C’est en 1991, quelques années après la naissance, que les choses plus sérieuses s’organisent. Le Coup de cœur devient une corporation cette année-là et la suivante, en 1992, sera celle des premiers spectacles présentés hors Québec.
«On a produit des spectacles pour une première fois à Moncton en 1992. C’était le début d’un réseau pancanadien. En 1994, on s’est présenté à la conférence de Toronto. Et il y a eu les réunions Rideau (Ottawa). On s’est parfois heurté à une méconnaissance du milieu de la chanson francophone ailleurs au Canada. On nous voyait sortir de notre province et on se demandait «Qu’est-ce que le Québec veut ?»

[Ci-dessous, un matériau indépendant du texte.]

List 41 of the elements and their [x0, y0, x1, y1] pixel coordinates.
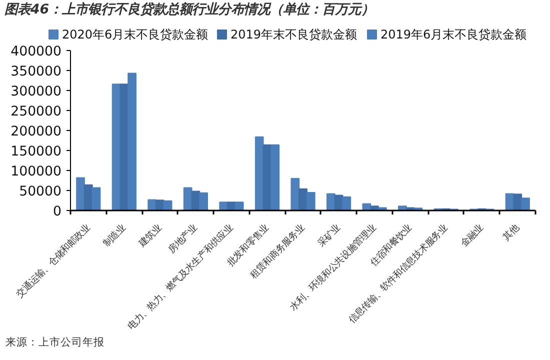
bar	[414, 208, 423, 210]
y-tick-label: 150000	[10, 144, 62, 160]
chart-title: 图表46：上市银行不良贷款总额行业分布情况（单位：百万元）	[4, 2, 374, 18]
y-tick-label: 250000	[10, 104, 62, 120]
bar	[92, 187, 101, 210]
x-tick-label: 建筑业	[136, 222, 164, 250]
y-tick-label: 300000	[10, 84, 62, 100]
x-tick-label: 采矿业	[316, 222, 343, 250]
bar	[342, 196, 352, 210]
y-tick-label: 100000	[10, 164, 62, 180]
x-tick-label: 交通运输、仓储和邮政业	[14, 222, 92, 300]
y-tick-label: 0	[53, 204, 62, 220]
bar	[199, 192, 208, 210]
bar	[234, 202, 244, 210]
y-tick-label: 400000	[10, 44, 62, 60]
bar	[163, 200, 172, 210]
bar	[326, 193, 336, 210]
bar	[183, 187, 192, 210]
bar	[270, 144, 280, 210]
bar	[378, 207, 387, 210]
bar	[254, 136, 264, 210]
legend-label: 2019年6月末不良贷款金额	[380, 28, 527, 42]
y-tick-label: 200000	[10, 124, 62, 140]
bar	[362, 203, 372, 210]
bar	[84, 184, 93, 210]
bar	[128, 72, 136, 210]
legend-label: 2020年6月末不良贷款金额	[62, 28, 208, 42]
legend-label: 2019年末不良贷款金额	[230, 28, 358, 42]
bar	[290, 178, 300, 210]
bar	[76, 177, 85, 210]
bar	[306, 192, 316, 210]
bar	[521, 198, 530, 210]
bar	[513, 194, 522, 210]
y-tick-label: 50000	[19, 184, 62, 200]
x-tick-label: 金融业	[458, 222, 486, 250]
x-tick-label: 其他	[501, 222, 522, 243]
source-note: 来源：上市公司年报	[6, 336, 104, 348]
bar	[298, 188, 308, 210]
bar	[120, 84, 129, 210]
y-tick-label: 350000	[10, 64, 62, 80]
x-tick-label: 制造业	[101, 222, 128, 250]
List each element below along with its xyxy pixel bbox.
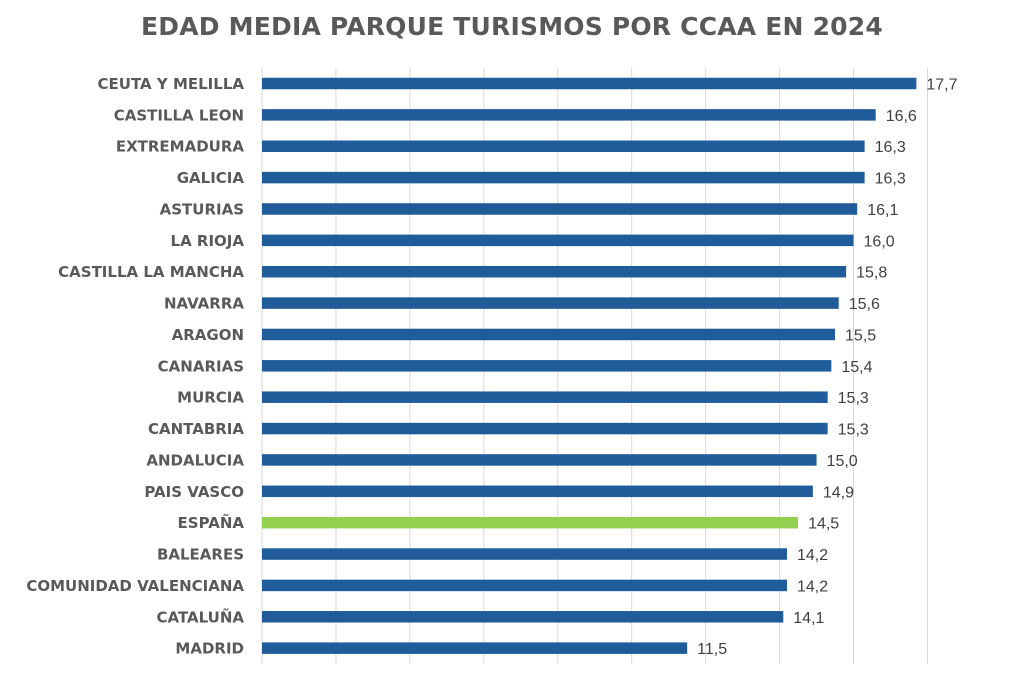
category-label: ARAGON <box>172 326 244 344</box>
data-label: 15,0 <box>827 453 858 470</box>
data-label: 14,2 <box>797 578 828 595</box>
bar <box>262 265 847 278</box>
data-label: 14,9 <box>823 484 854 501</box>
bar <box>262 109 876 121</box>
data-label: 11,5 <box>697 641 727 658</box>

«On a apprivoisé tout ça et on a développé une solidarité avec les autres «parlants français» de l’Amérique. On a eu l’occasion de rencontrer toutes ces communautés-là.»
Moments mémorables
Comme tout festival qui a une telle longévité, le Coup de cœur a eu ses moments charnières. Ce 25e est une bonne occasion de s’en souvenir.
«Le passage d’Alain Bashung en 1995 a été déterminant, assure Chartrand. Je n’étais pas le premier à vouloir le faire venir à ce moment-là… Alain n’avait même pas d’agent dans ce temps-là. Seulement un booker personnel.
«J’avais été en France pour négocier l’affaire. On m’avait dit «oui», mais ça prenait plus qu’une date (un spectacle) à Montréal. Ça été toute une histoire. Surtout que ce n’était pas pour faire jouer Bashung dans une grande salle. On allait au cégep de Maisonneuve. (ndlr : deux soirs dans l’amphithéâtre du cégep. Pas exactement la salle Wilfrid-Pelletier…) Mais quand on s’est retrouvé en «coulisses» et qu’il est entré sur scène en chantant Madame rêve, on a su que ça valait le coup.»
Si le spectacle Outrage aux Sinners (2002) – avec tous les Sinners -, la présence de Sanseverino (2003), celle des Colocs (1995), du temps de la rencontre entre Dédé et Vander, sont évoqués par Chartrand parmi ses coups de coeur, parfois, c’est dans le concept où résidait la difficulté.
«Richard Desjardins avec l’Orchestre symphonique, ça a été un truc de malade. Écoute, il n’y avait pas un sou à la base… Pour rentrer dans notre argent, il fallait vendre 7000 billets pour ce show unique.»
Unique, il fut. Réussi et rentable, aussi. Un DVD témoigne désormais de cette rencontre.
La cuvée 2011
Cette année, il y a d’autres spectacles concepts (Mon coup de cœur francophone, Danse Lhasa Danse), des rentrées (Richard Séguin), des premières (Piché seul avec sa guitare), des programmes doubles (Richard Desjardins et Marie-Jo Thério), des lancements (les albums d’Eric Goulet, Jean-François Fortier, Dales Hawerchuck), des Européens (Arno, Arthur Ribo, L), des renaissances (Fanny Bloom après la Patère Rose) et pleins d’artistes qu’on veut voir ou découvrir (Galaxie, Ariane Brunet, Mara, Monsieur Mono, Géraldine, Mireille Moquin).
Là aussi, certaines prises font plus plaisir que d’autres.
«Piché, qui n’est jamais venu au Coup de cœur, ça fait des années que je veux l’avoir. Et dans un concept guitare-voix. On s’est croisé au lancement de Richard Séguin l’an dernier, je lui ai demandé encore, et là, il a dit : «O.K., O.K., O.K.» Il s’inquiétait surtout de recevoir des tas d’appels du milieu parce qu’il refuse de faire ce show-là depuis 1000 ans.»
Donc, le Coup de cœur francophone (www.coupdecoeur.ca) aura lieu du 3 au 13 novembre pour une 25e année. Et la suite… Les 26, 27e et 28e éditions? Pas une seconde, Alain Chartrand ne doute de l’avenir, malgré la fragilité de toute manifestation culturelle, manifestations souvent laissées de nos jours au bon vouloir des subventions à la culture.
« On travaille déjà pour l’an prochain, dit-il. Le financement, les subventions et les dépôts de dossiers auront lieu au printemps. Nous sommes comme des cultivateurs, nous travaillons en vue de chaque nouvelle saison. Et ce festival est toujours une belle déclaration d’amour à la chanson francophone.»
Le 25e Coup de Cœur francophone
Du 3 au 13 novembre 2011
Plus de 200 spectacles dans six salles montréalaises (Club Soda, Lion d’Or, L’Astral, Divan Orange, L’Esco, Bistro In Vivo).